Biol Cybern. 1994;72(1):43-53. doi: 10.1007/BF00206237.
This article describes a neural network model that addresses the acquisition of speaking skills by infants and subsequent motor equivalent production of speech sounds. The model learns two mappings during a babbling phase. A phonetic-to-orosensory mapping specifies a vocal tract target for each speech sound; these targets take the form of convex regions in orosensory coordinates defining the shape of the vocal tract. The babbling process wherein these convex region targets are formed explains how an infant can learn phoneme-specific and language-specific limits on acceptable variability of articulator movements. The model also learns an orosensory-to-articulatory mapping wherein cells coding desired movement directions in orosensory space learn articulator movements that achieve these orosensory movement directions. The resulting mapping provides a natural explanation for the formation of coordinative structures. This mapping also makes efficient use of redundancy in the articulator system, thereby providing the model with motor equivalent capabilities. Simulations verify the model's ability to compensate for constraints or perturbations applied to the articulators automatically and without new learning and to explain contextual variability seen in human speech production.
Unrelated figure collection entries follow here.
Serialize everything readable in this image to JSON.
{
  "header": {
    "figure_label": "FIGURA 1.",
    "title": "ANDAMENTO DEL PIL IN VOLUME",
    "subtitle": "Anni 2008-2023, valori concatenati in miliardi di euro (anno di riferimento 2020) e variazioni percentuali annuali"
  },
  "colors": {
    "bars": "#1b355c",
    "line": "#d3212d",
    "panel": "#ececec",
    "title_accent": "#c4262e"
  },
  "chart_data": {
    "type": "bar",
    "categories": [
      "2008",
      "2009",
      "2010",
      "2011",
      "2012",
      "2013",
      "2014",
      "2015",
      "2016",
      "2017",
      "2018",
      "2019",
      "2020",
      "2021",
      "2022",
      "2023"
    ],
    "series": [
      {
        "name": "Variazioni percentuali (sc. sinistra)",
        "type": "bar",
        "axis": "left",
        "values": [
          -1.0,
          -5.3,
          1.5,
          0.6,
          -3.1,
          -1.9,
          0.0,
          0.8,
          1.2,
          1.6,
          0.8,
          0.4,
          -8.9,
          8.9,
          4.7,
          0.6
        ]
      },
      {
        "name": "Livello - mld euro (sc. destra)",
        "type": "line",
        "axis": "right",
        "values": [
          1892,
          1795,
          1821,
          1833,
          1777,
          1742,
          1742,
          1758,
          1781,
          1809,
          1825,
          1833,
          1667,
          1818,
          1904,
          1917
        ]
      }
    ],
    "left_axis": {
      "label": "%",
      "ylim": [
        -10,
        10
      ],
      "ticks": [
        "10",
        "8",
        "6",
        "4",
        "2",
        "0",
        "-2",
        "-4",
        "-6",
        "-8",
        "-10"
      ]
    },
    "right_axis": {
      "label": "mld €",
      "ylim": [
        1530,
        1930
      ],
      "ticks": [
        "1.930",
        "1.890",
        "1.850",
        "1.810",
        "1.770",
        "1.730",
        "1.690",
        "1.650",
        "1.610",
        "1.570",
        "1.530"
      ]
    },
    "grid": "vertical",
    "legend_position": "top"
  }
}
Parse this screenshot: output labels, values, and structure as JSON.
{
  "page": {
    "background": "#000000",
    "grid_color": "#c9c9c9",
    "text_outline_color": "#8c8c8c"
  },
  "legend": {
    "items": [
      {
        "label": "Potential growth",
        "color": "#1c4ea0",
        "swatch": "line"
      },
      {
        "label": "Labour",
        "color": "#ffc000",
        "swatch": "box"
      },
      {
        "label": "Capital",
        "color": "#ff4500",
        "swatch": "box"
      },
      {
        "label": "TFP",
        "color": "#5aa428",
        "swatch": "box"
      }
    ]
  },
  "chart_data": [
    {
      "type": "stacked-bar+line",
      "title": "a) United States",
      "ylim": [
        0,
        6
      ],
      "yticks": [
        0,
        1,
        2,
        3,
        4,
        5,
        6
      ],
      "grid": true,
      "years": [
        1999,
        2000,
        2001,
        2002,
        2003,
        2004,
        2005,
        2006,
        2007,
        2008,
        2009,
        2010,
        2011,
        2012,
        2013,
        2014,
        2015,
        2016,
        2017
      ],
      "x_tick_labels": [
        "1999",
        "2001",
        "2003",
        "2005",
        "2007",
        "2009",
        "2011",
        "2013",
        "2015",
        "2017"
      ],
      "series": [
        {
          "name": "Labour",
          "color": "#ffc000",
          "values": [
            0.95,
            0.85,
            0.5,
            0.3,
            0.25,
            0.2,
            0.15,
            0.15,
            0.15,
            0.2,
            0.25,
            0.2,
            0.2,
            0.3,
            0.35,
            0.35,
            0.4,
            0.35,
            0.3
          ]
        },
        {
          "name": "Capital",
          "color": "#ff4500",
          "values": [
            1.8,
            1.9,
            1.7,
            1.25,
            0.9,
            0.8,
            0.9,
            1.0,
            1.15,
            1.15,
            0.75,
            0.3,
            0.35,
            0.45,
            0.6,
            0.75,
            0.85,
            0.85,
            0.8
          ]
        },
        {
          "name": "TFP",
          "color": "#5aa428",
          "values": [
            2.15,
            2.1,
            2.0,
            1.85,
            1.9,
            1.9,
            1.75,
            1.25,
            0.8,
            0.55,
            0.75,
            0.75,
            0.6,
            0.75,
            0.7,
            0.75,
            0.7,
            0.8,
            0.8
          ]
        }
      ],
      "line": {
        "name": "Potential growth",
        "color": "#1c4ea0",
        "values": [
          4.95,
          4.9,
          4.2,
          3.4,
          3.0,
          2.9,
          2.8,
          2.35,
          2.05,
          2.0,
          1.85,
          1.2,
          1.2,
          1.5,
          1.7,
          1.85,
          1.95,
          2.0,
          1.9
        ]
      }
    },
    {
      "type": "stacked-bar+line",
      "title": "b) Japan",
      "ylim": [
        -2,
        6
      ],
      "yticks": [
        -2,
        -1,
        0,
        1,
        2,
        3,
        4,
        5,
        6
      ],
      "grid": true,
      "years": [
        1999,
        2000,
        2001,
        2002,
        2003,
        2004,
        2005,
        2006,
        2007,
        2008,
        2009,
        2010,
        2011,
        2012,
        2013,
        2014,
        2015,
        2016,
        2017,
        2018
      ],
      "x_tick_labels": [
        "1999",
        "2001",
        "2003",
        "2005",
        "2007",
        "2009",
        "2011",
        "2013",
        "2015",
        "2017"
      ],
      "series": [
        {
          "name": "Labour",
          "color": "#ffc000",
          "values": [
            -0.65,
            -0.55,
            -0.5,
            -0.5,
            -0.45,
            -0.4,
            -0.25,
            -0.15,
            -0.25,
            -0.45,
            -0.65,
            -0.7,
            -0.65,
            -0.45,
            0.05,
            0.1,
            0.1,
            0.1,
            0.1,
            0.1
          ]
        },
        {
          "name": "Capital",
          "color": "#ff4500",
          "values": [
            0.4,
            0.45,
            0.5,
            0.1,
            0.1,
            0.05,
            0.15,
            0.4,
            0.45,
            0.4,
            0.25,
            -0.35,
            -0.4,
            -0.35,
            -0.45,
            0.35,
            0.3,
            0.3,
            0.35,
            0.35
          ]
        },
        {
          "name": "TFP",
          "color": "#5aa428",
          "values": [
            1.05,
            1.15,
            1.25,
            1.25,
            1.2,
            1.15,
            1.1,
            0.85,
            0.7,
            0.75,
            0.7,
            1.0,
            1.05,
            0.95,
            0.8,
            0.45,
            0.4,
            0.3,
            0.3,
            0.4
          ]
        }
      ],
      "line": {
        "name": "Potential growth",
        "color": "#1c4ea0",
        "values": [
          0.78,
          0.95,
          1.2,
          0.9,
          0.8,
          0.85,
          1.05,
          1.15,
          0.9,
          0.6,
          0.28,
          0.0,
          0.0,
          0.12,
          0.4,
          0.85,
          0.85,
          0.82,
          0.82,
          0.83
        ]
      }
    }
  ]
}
本文描述了一种神经网络模型,该模型用于解决婴儿口语技能的习得以及随后语音的运动等效产生问题。该模型在咿呀学语阶段学习两种映射。一种语音到口部感觉的映射为每个语音指定一个声道目标;这些目标以口部感觉坐标中的凸区域形式呈现,定义了声道的形状。形成这些凸区域目标的咿呀学语过程解释了婴儿如何学习发音动作可接受变异性的音素特定和语言特定限制。该模型还学习一种口部感觉到手部动作的映射,其中在口部感觉空间中编码期望运动方向的细胞学习实现这些口部感觉运动方向的发音动作。由此产生的映射为协调结构的形成提供了自然的解释。这种映射还有效利用了发音系统中的冗余,从而为模型提供了运动等效能力。模拟验证了该模型自动补偿施加于发音器官的约束或扰动而无需新学习的能力,以及解释人类语音产生中所见上下文变异性的能力。